Evaluating Human-AI Safety: A Framework for Measuring Harmful Capability Uplift
A new paper argues AI safety should measure how much a model increases a user's ability to cause harm.
A team of researchers from MIT and Google has published a position paper titled 'Evaluating Human-AI Safety: A Framework for Measuring Harmful Capability Uplift' on arXiv. The authors—Michelle Vaccaro, Jaeyoon Song, Abdullah Almaatouq, and Michiel A. Bakker—argue that current frontier AI safety evaluations, which emphasize static benchmarks, third-party annotations, and red-teaming, are fundamentally incomplete. They propose shifting the focus to human-centered evaluations that specifically measure what they term 'harmful capability uplift.' This is defined as the marginal increase in a user's ability to cause harm when using a frontier model like GPT-4 or Claude 3, compared to what they could achieve with conventional tools like search engines or existing software.
The paper grounds this concept in prior social science research and provides concrete methodological guidance for its systematic measurement. The authors contend that this metric is crucial because it directly assesses the real-world risk amplification posed by powerful AI systems, rather than just their intrinsic capabilities in a vacuum. They conclude with actionable steps for AI developers, safety researchers, funders, and regulators to make harmful capability uplift evaluation a standard practice in the industry.
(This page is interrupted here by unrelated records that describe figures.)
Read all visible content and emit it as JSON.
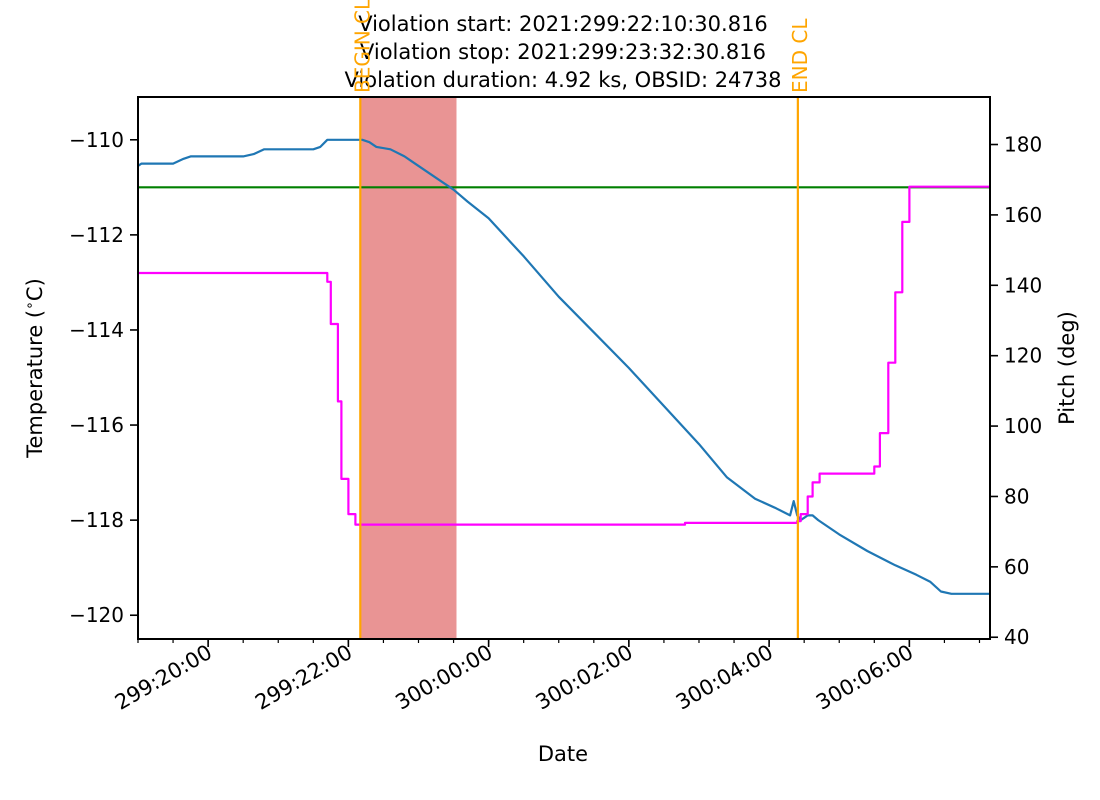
{
  "chart_data": {
    "type": "line",
    "title_lines": [
      "Violation start: 2021:299:22:10:30.816",
      "Violation stop: 2021:299:23:32:30.816",
      "Violation duration: 4.92 ks, OBSID: 24738"
    ],
    "xlabel": "Date",
    "ylabel_left": "Temperature ($^\\circ$C)",
    "ylabel_right": "Pitch (deg)",
    "x_axis_unit": "hours since 2021:299:19:00",
    "xlim": [
      19.0,
      31.15
    ],
    "ylim_left": [
      -120.5,
      -109.1
    ],
    "ylim_right": [
      39.5,
      193.5
    ],
    "x_ticks": [
      {
        "label": "299:20:00",
        "x": 20
      },
      {
        "label": "299:22:00",
        "x": 22
      },
      {
        "label": "300:00:00",
        "x": 24
      },
      {
        "label": "300:02:00",
        "x": 26
      },
      {
        "label": "300:04:00",
        "x": 28
      },
      {
        "label": "300:06:00",
        "x": 30
      }
    ],
    "x_minor_every": 0.5,
    "y_ticks_left": [
      -110,
      -112,
      -114,
      -116,
      -118,
      -120
    ],
    "y_ticks_right": [
      180,
      160,
      140,
      120,
      100,
      80,
      60,
      40
    ],
    "limit_line": {
      "value": -111,
      "color": "#008000"
    },
    "violation_span": {
      "start": 22.175,
      "stop": 23.542,
      "color": "#e06666",
      "opacity": 0.7
    },
    "event_lines": [
      {
        "label": "BEGIN CL",
        "x": 22.17,
        "color": "#ffa500"
      },
      {
        "label": "END CL",
        "x": 28.41,
        "color": "#ffa500"
      }
    ],
    "series": [
      {
        "axis": "left",
        "color": "#1f77b4",
        "step": false,
        "x": [
          19.0,
          19.05,
          19.5,
          19.65,
          19.75,
          20.5,
          20.65,
          20.8,
          21.5,
          21.6,
          21.7,
          22.2,
          22.3,
          22.4,
          22.6,
          22.8,
          22.9,
          23.1,
          23.3,
          23.5,
          23.7,
          24.0,
          24.25,
          24.5,
          25.0,
          25.5,
          26.0,
          26.5,
          27.0,
          27.4,
          27.8,
          28.1,
          28.3,
          28.35,
          28.4,
          28.45,
          28.5,
          28.55,
          28.62,
          28.7,
          28.8,
          29.0,
          29.4,
          29.8,
          30.1,
          30.3,
          30.45,
          30.6,
          31.15
        ],
        "y": [
          -110.55,
          -110.5,
          -110.5,
          -110.4,
          -110.35,
          -110.35,
          -110.3,
          -110.2,
          -110.2,
          -110.15,
          -110.0,
          -110.0,
          -110.05,
          -110.15,
          -110.2,
          -110.35,
          -110.45,
          -110.65,
          -110.85,
          -111.05,
          -111.3,
          -111.65,
          -112.05,
          -112.45,
          -113.3,
          -114.05,
          -114.8,
          -115.6,
          -116.4,
          -117.1,
          -117.55,
          -117.75,
          -117.9,
          -117.6,
          -117.9,
          -118.0,
          -117.95,
          -117.9,
          -117.9,
          -118.0,
          -118.1,
          -118.3,
          -118.65,
          -118.95,
          -119.15,
          -119.3,
          -119.5,
          -119.55,
          -119.55
        ]
      },
      {
        "axis": "right",
        "color": "#ff00ff",
        "step": true,
        "x": [
          19.0,
          21.6,
          21.7,
          21.75,
          21.85,
          21.9,
          22.0,
          22.1,
          22.17,
          23.0,
          26.8,
          28.4,
          28.45,
          28.55,
          28.62,
          28.72,
          28.8,
          29.2,
          29.4,
          29.5,
          29.58,
          29.7,
          29.8,
          29.9,
          30.0,
          31.15
        ],
        "y": [
          143.5,
          143.5,
          141,
          129,
          107,
          85,
          75,
          72,
          72,
          72,
          72.5,
          73,
          75,
          80,
          84,
          86.5,
          86.5,
          86.5,
          86.5,
          88.5,
          98,
          118,
          138,
          158,
          168,
          168
        ]
      }
    ]
  }
}
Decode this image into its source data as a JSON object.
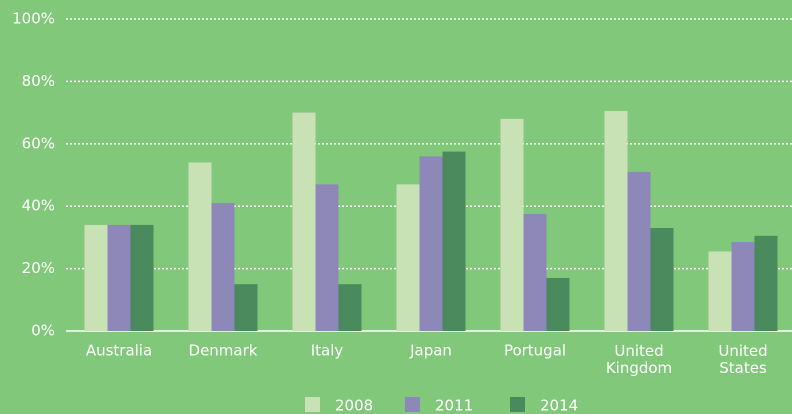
{
  "chart_data": {
    "type": "bar",
    "categories": [
      "Australia",
      "Denmark",
      "Italy",
      "Japan",
      "Portugal",
      "United Kingdom",
      "United States"
    ],
    "series": [
      {
        "name": "2008",
        "color": "#c8e2b6",
        "values": [
          34,
          54,
          70,
          47,
          68,
          70.5,
          25.5
        ]
      },
      {
        "name": "2011",
        "color": "#8e88b9",
        "values": [
          34,
          41,
          47,
          56,
          37.5,
          51,
          28.5
        ]
      },
      {
        "name": "2014",
        "color": "#4a8a5c",
        "values": [
          34,
          15,
          15,
          57.5,
          17,
          33,
          30.5
        ]
      }
    ],
    "ylim": [
      0,
      100
    ],
    "yticks": [
      {
        "value": 0,
        "label": "0%"
      },
      {
        "value": 20,
        "label": "20%"
      },
      {
        "value": 40,
        "label": "40%"
      },
      {
        "value": 60,
        "label": "60%"
      },
      {
        "value": 80,
        "label": "80%"
      },
      {
        "value": 100,
        "label": "100%"
      }
    ],
    "grid": true,
    "legend": "bottom"
  }
}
This represents a significant shift in thinking, moving safety assessment from a model-centric to a human-in-the-loop paradigm.
- Proposes 'harmful capability uplift' as a core AI safety metric, measuring the marginal increase in a user's harmful ability.
- Critiques current methods like static benchmarks and red-teaming as insufficient for assessing real-world risk.
- Provides concrete methodological guidance and calls for adoption by developers, researchers, funders, and regulators.
Why It Matters
This could fundamentally change how AI safety is tested, focusing on real-world risk amplification instead of abstract benchmarks.